Saturday, 30 July 2011

Changes Transforming the Global Business Environment


Since the recession and financial crisis that ended in 2009 business leaders and executives are facing a transforming global business environment according to an economics researched paper. The world economy is now characterised by slow growth in the west, increasing power in the east, and value-driven customers with rising risks everywhere.  The economic downturn has speeded up the adoption of key technologies like mobility, cloud computing, business intelligence and social media that are transforming businesses and stirring up a new wave of wealth creation especially in the emerging economies.

Technology and economic growth are inextricably related. Whilst the advanced economies are seeking new ways to cut costs and drive innovation, emerging economies are shaping up their demand for technology to fuel growth in the wake of current economic climate that is demanding investment in technology. A virtuous circle emerges as increased economic growth, especially in emerging economies, results from digital technologies driving consumer income and demand, education and training and efficient use of capital and resources.

As market momentum accelerates, business leaders and executives must be aware of new challenges facing their organisations. The paper mentioned six significant changes that organisation will need to address in the next five years as follows:

1.       The global digital economy comes of age. Mobility, cloud computing, business intelligence and social media are changing the marketplace through the use of internet  technology setting in motion a third wave of capitalism from consumer behaviour to new business models in both advanced and emerging economies.

2.       Industries undergo digital transformation. Organisations across a range of industries have seen their businesses models toppled as they deal with the double forces of technology and globalisation as a result of a maturing digital economy. Many sectors including technology, telecommunication, entertainment, media, banking, retail and healthcare will continue to be reformed through the use of information technology in the next five years.  

3.       The digital divide reverses. As economic power changes to the East, companies in the developing economies are investing heavily in technology. This presents a new competitive challenge – aggressive technology-charged firms from emerging economies to business leaders and executives in advanced economies.

4.       The emerging-market customer takes center stage. Rising populations and income levels, together with rapid economic growth are putting emerging economies at the center of corporate growth strategies. Huge opportunities exist for organisations that adapt to the needs of customers in emerging economies – including consumers, business and government sectors.

5.       Business shifts into hyperdrive. Fast-growth economies and new technology that had been fuelled by ever-changing global marketplace has accelerated the momentum of most business activities. From product development to customer response, real-time business intelligence and predictive analysis will be required for quicker decision making and to handle unexpected market risks and opportunities.

6.       Firms reorganise to embrace the digital economy.  Organisations are moving away from a hierarchical decision making to a networked structure that is more market like and organic to operate on the global digital playing field where new rivals are unencumbered by rigid policies and thinking.

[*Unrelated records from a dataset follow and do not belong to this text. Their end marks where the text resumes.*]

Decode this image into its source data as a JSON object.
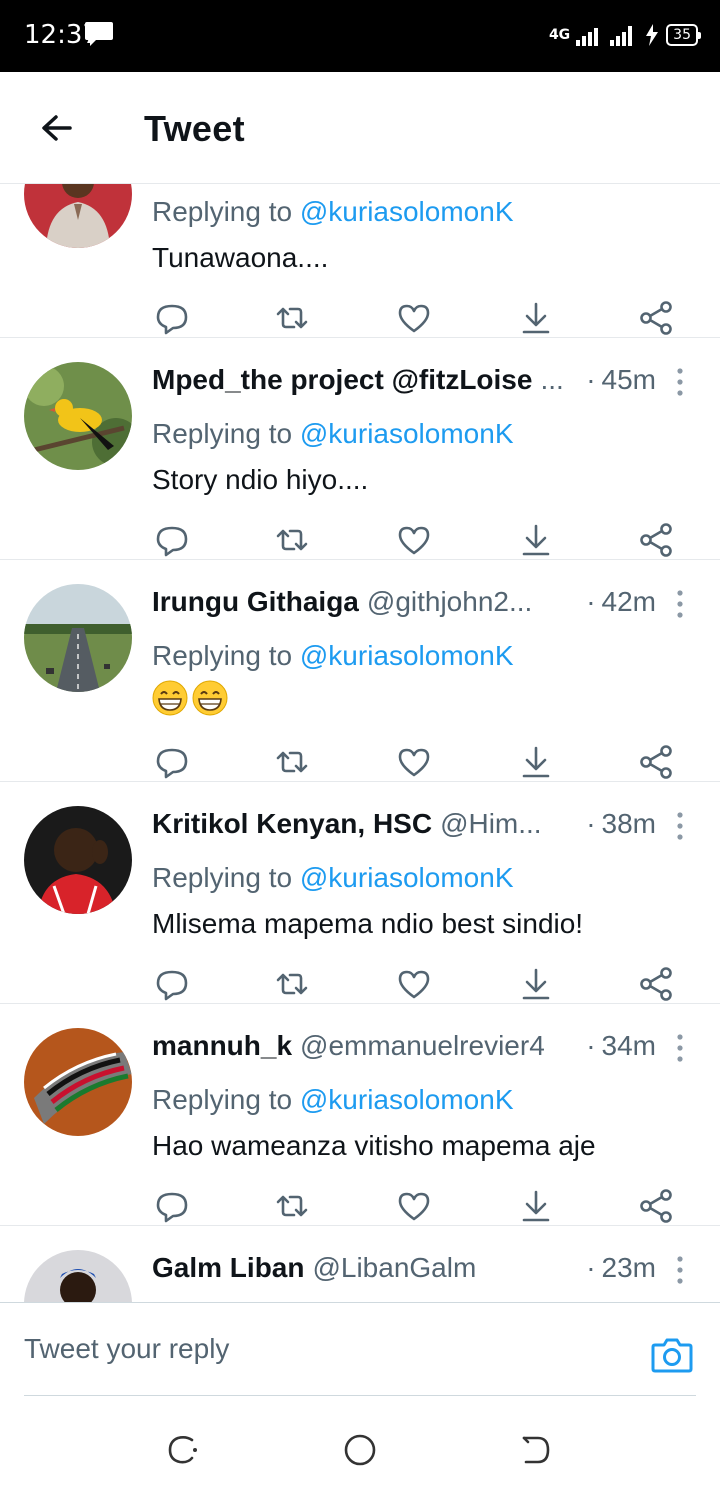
{
  "status_bar": {
    "time": "12:37",
    "network": "4G",
    "battery": "35",
    "icons": [
      "message-icon",
      "signal-icon",
      "charging-icon",
      "battery-icon"
    ]
  },
  "header": {
    "title": "Tweet",
    "back_icon": "arrow-left-icon"
  },
  "colors": {
    "accent": "#1d9bf0",
    "secondary_text": "#536471",
    "primary_text": "#0f1419",
    "divider": "#e6e9ec"
  },
  "replies": [
    {
      "name": "",
      "handle": "",
      "time": "",
      "replying_prefix": "Replying to ",
      "replying_to": "@kuriasolomonK",
      "text": "Tunawaona....",
      "emoji": []
    },
    {
      "name": "Mped_the project @fitzLoise",
      "handle": "...",
      "time": "45m",
      "replying_prefix": "Replying to ",
      "replying_to": "@kuriasolomonK",
      "text": "Story ndio hiyo....",
      "emoji": []
    },
    {
      "name": "Irungu Githaiga",
      "handle": "@githjohn2...",
      "time": "42m",
      "replying_prefix": "Replying to ",
      "replying_to": "@kuriasolomonK",
      "text": "",
      "emoji": [
        "grinning-face",
        "grinning-face"
      ]
    },
    {
      "name": "Kritikol Kenyan, HSC",
      "handle": "@Him...",
      "time": "38m",
      "replying_prefix": "Replying to ",
      "replying_to": "@kuriasolomonK",
      "text": "Mlisema mapema ndio best sindio!",
      "emoji": []
    },
    {
      "name": "mannuh_k",
      "handle": "@emmanuelrevier4",
      "time": "34m",
      "replying_prefix": "Replying to ",
      "replying_to": "@kuriasolomonK",
      "text": "Hao wameanza vitisho mapema aje",
      "emoji": []
    },
    {
      "name": "Galm Liban",
      "handle": "@LibanGalm",
      "time": "23m",
      "replying_prefix": "",
      "replying_to": "",
      "text": "",
      "emoji": []
    }
  ],
  "action_icons": [
    "reply-icon",
    "retweet-icon",
    "like-icon",
    "download-icon",
    "share-icon"
  ],
  "reply_bar": {
    "placeholder": "Tweet your reply",
    "camera_icon": "camera-icon"
  },
  "nav_bar": {
    "icons": [
      "recent-apps-icon",
      "home-icon",
      "back-nav-icon"
    ]
  }
}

These changes will have thoughtful consequences for organisation in the years ahead. The paper highlighted a number of imperatives business leaders.  A forward-looking mobile strategy for emerging markets where the phone is the primary means for internet access is advised. A consideration of improving data analysis to anticipate rapid global market changes is not over looked.  And also remembering that in a fast-moving world, the threat of security breaches rises necessitating the building of stronger safeguards into operations. Finally, protecting market share in their home countries for organisations in emerging economies as markets grows rapidly – rivals may be looking over your shoulder.